Port Hedland’s proposed outer harbour development has passed two key milestones, and speculation is mounting that the project will provide a boost to the local property market.
Having gained Environment Protection Authority approval for the project last month, mining giant BHP has announced that US$917m in pre-commitment funding has been approved for the construction of the 100m tonne per year iron ore facility.
It is estimated that the project will cost more than $20bn in total, and Crawford Realty group director Ryan Crawford believes that – should it go ahead – its effects on the local economy, population and housing market will be felt for the next decade.
“The massive expenditure project is heralded as the highest value single mining project in Australia’s history,” he said. “BHP will increase its in-town and FIFO [fly in, fly-out] workforce to complete the project, which will flow-on to increase wages, local business and sales and rental values within the town.”
Noting that the Hedland property market, like most mining towns, is directly supported by supply and demand, Crawford believes that the inflow of workers required for the project will squeeze an already tight rental market.
“For well over the last decade demand has outstripped supply in the town and with the announcement of the port project this trend is set to continue to levels not yet seen in the Pilbara,” he said.
“With current rental vacancy rates in the town at 0.5%, and an expected workforce increase of over 4,000 on the project, inclusive of both in-town and FIFO workers, the local market is expected to continue to struggle to supply the town’s growing needs.”
Investors who have an eye on the fortunes of Australia’s mining regions may be concerned by China’s recent economic slowdown. According to the International Monetary Fund’s World Economic Outlook, for example, Chinese GDP fell from 10.4% in 2010 to 9.2% last year, and is expected to fall further to 8.2% this year.
Crawford, however, believes that the Hedland region’s status as a “super resource centre” (an area supported by multiple industries and multibillion dollar companies) will see it through.
“The housing markets in these super resource centres tend not to be as affected by global factors and resource downturns, as they have a strong base to draw from in times of low ore prices and/or company withdrawal due to the sheer size and investment in the towns,” he says.
“A good example of this is Hedland’s performance during the GFC. Whilst sales of properties slowed during the period, the rental accommodation market stayed strong and actually increased during the financial crisis as a result of the large mining companies’ commitment to their projects and large scale operations within the town.”

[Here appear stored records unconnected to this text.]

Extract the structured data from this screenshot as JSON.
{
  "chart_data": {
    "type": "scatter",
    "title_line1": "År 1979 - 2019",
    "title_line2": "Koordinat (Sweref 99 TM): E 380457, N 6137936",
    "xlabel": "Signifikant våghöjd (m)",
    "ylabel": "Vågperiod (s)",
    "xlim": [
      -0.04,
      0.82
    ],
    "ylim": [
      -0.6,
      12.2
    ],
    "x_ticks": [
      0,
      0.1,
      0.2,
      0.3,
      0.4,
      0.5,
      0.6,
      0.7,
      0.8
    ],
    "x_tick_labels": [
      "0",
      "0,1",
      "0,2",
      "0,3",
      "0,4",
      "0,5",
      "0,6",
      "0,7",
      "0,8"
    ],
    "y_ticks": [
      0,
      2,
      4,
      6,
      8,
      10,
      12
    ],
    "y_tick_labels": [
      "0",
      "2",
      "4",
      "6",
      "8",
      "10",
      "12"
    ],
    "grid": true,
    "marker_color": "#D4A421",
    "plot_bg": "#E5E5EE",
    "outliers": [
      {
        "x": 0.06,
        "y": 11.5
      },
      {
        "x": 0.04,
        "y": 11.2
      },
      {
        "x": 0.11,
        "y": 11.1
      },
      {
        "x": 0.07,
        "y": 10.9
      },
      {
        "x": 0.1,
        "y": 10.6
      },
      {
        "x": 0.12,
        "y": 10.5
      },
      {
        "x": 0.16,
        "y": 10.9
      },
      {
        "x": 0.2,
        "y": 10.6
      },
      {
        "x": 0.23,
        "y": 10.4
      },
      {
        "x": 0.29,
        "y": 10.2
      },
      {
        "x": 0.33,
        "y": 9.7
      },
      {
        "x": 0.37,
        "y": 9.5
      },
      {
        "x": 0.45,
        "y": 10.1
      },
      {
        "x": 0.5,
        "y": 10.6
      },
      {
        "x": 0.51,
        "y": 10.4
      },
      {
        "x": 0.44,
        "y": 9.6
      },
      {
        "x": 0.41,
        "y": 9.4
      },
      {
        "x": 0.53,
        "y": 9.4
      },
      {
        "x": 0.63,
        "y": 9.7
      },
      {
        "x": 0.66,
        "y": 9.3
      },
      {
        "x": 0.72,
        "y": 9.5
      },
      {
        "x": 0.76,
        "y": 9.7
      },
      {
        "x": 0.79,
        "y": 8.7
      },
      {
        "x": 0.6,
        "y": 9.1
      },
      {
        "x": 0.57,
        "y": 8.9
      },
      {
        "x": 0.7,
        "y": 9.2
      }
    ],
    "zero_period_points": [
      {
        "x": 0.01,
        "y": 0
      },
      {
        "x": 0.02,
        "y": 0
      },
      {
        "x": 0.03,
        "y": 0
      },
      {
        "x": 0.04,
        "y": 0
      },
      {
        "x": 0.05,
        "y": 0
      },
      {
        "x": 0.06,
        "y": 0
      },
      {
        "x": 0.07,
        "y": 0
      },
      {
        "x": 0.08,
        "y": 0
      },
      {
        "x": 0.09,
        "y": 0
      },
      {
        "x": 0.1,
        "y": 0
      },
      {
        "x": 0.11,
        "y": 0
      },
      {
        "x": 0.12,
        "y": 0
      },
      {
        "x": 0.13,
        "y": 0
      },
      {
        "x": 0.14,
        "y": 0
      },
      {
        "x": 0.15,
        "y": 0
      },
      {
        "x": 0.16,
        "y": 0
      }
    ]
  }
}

The Hedland region’s phenomenal capital growth record and double digit rental yields continue to draw in investors, but Empower Wealth founding director Ben Kingsley believes that the positive returns on offer in the area need to be weighed up against the risks associated with buying there.
While he points out that “it’s not rocket science” to work out that the mining boom has created an accommodation shortage and driven up rents, he urges investors to consider what he calls the “liveability test”.

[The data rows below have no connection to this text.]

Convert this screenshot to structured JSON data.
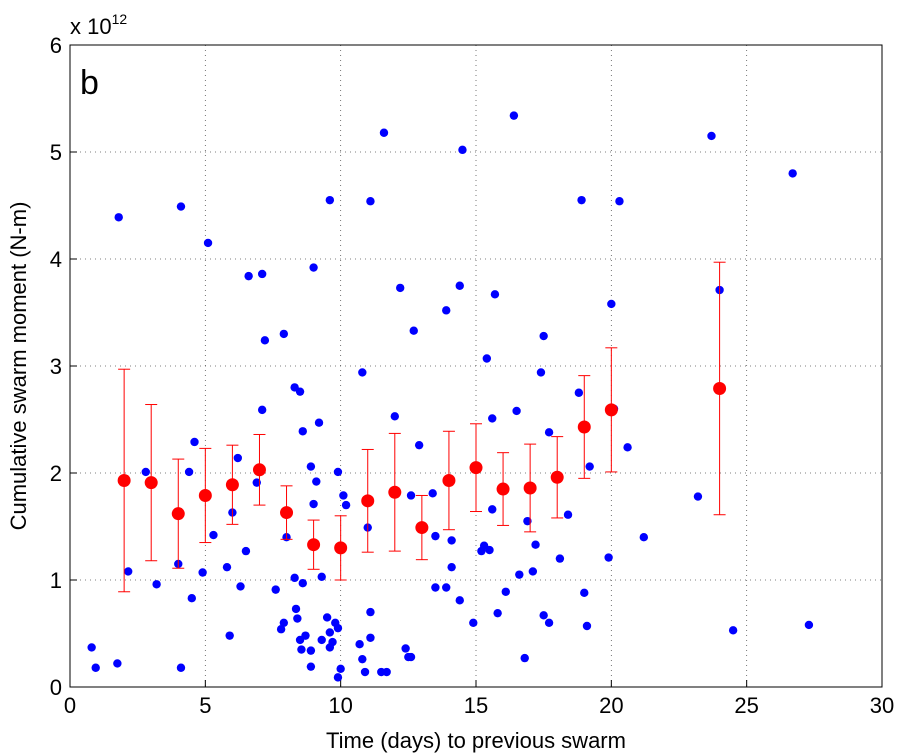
{
  "chart_data": {
    "type": "scatter",
    "panel_label": "b",
    "x_label": "Time (days) to previous swarm",
    "y_label": "Cumulative swarm moment (N-m)",
    "y_multiplier": "x 10",
    "y_multiplier_exponent": "12",
    "xlim": [
      0,
      30
    ],
    "xticks": [
      0,
      5,
      10,
      15,
      20,
      25,
      30
    ],
    "ylim": [
      0,
      6
    ],
    "yticks": [
      0,
      1,
      2,
      3,
      4,
      5,
      6
    ],
    "grid": true,
    "series": [
      {
        "color": "#0000ff",
        "x": [
          0.8,
          0.95,
          1.75,
          2.15,
          1.8,
          2.8,
          3.2,
          4.0,
          4.1,
          4.1,
          4.4,
          4.5,
          4.6,
          4.9,
          5.1,
          5.3,
          5.8,
          5.9,
          6.0,
          6.2,
          6.3,
          6.5,
          6.6,
          6.9,
          7.1,
          7.1,
          7.2,
          7.6,
          7.8,
          7.9,
          7.9,
          8.0,
          8.3,
          8.3,
          8.35,
          8.4,
          8.5,
          8.5,
          8.55,
          8.6,
          8.6,
          8.7,
          8.9,
          8.9,
          8.9,
          9.0,
          9.0,
          9.1,
          9.2,
          9.3,
          9.3,
          9.5,
          9.6,
          9.6,
          9.6,
          9.7,
          9.8,
          9.9,
          9.9,
          9.9,
          10.0,
          10.1,
          10.2,
          10.7,
          10.8,
          10.8,
          10.9,
          11.0,
          11.1,
          11.1,
          11.1,
          11.6,
          11.5,
          11.7,
          12.0,
          12.2,
          12.4,
          12.5,
          12.6,
          12.6,
          12.7,
          12.9,
          13.4,
          13.5,
          13.5,
          13.9,
          13.9,
          14.1,
          14.1,
          14.4,
          14.4,
          14.5,
          14.9,
          15.2,
          15.3,
          15.4,
          15.5,
          15.6,
          15.6,
          15.7,
          15.8,
          16.1,
          16.4,
          16.5,
          16.6,
          16.8,
          16.9,
          17.1,
          17.2,
          17.4,
          17.5,
          17.5,
          17.7,
          17.7,
          18.1,
          18.4,
          18.8,
          18.9,
          19.0,
          19.1,
          19.2,
          19.9,
          20.0,
          20.1,
          20.3,
          20.6,
          21.2,
          23.2,
          23.7,
          24.0,
          24.5,
          26.7,
          27.3
        ],
        "values": [
          0.37,
          0.18,
          0.22,
          1.08,
          4.39,
          2.01,
          0.96,
          1.15,
          4.49,
          0.18,
          2.01,
          0.83,
          2.29,
          1.07,
          4.15,
          1.42,
          1.12,
          0.48,
          1.63,
          2.14,
          0.94,
          1.27,
          3.84,
          1.91,
          2.59,
          3.86,
          3.24,
          0.91,
          0.54,
          0.6,
          3.3,
          1.4,
          2.8,
          1.02,
          0.73,
          0.64,
          2.76,
          0.44,
          0.35,
          2.39,
          0.97,
          0.48,
          2.06,
          0.34,
          0.19,
          1.71,
          3.92,
          1.92,
          2.47,
          0.44,
          1.03,
          0.65,
          0.51,
          0.37,
          4.55,
          0.42,
          0.6,
          0.55,
          2.01,
          0.09,
          0.17,
          1.79,
          1.7,
          0.4,
          0.26,
          2.94,
          0.14,
          1.49,
          4.54,
          0.7,
          0.46,
          5.18,
          0.14,
          0.14,
          2.53,
          3.73,
          0.36,
          0.28,
          1.79,
          0.28,
          3.33,
          2.26,
          1.81,
          1.41,
          0.93,
          3.52,
          0.93,
          1.12,
          1.37,
          3.75,
          0.81,
          5.02,
          0.6,
          1.27,
          1.32,
          3.07,
          1.28,
          2.51,
          1.66,
          3.67,
          0.69,
          0.89,
          5.34,
          2.58,
          1.05,
          0.27,
          1.55,
          1.08,
          1.33,
          2.94,
          0.67,
          3.28,
          2.38,
          0.6,
          1.2,
          1.61,
          2.75,
          4.55,
          0.88,
          0.57,
          2.06,
          1.21,
          3.58,
          2.6,
          4.54,
          2.24,
          1.4,
          1.78,
          5.15,
          3.71,
          0.53,
          4.8,
          0.58
        ]
      },
      {
        "color": "#ff0000",
        "x": [
          2,
          3,
          4,
          5,
          6,
          7,
          8,
          9,
          10,
          11,
          12,
          13,
          14,
          15,
          16,
          17,
          18,
          19,
          20,
          24
        ],
        "values": [
          1.93,
          1.91,
          1.62,
          1.79,
          1.89,
          2.03,
          1.63,
          1.33,
          1.3,
          1.74,
          1.82,
          1.49,
          1.93,
          2.05,
          1.85,
          1.86,
          1.96,
          2.43,
          2.59,
          2.79
        ],
        "errors": [
          1.04,
          0.73,
          0.51,
          0.44,
          0.37,
          0.33,
          0.25,
          0.23,
          0.3,
          0.48,
          0.55,
          0.3,
          0.46,
          0.41,
          0.34,
          0.41,
          0.38,
          0.48,
          0.58,
          1.18
        ]
      }
    ]
  }
}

In other words, will new arrivals choose to settle in the area and purchase property there, or will they choose to rent for the short term while they’re working in the resources sector?
“Based on ABS data the short answer is they would prefer to live elsewhere and rent for the time they are working and earning good money,” says Kingsley.

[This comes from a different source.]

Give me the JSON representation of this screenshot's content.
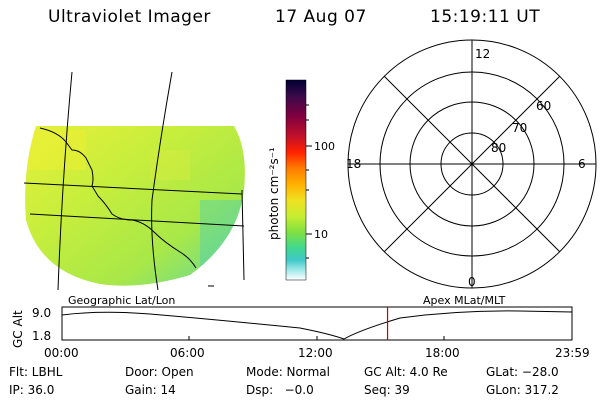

“So when you consider a place like Port Hedland, you must understand the risk involved in your investment strategy, given the high entry costs into the market and how it can impair your future investment strategies.”
Full approval for the project is expected to take place in the final quarter of 2012, with its start-up date penciled in for early 2016.
The first phase of the outer harbour development is set to include:
a four kilometre jetty;
a four-berth wharf;
and 32 kilometres of dredged departure channel and landside infrastructure, including stockyards and a rail spur.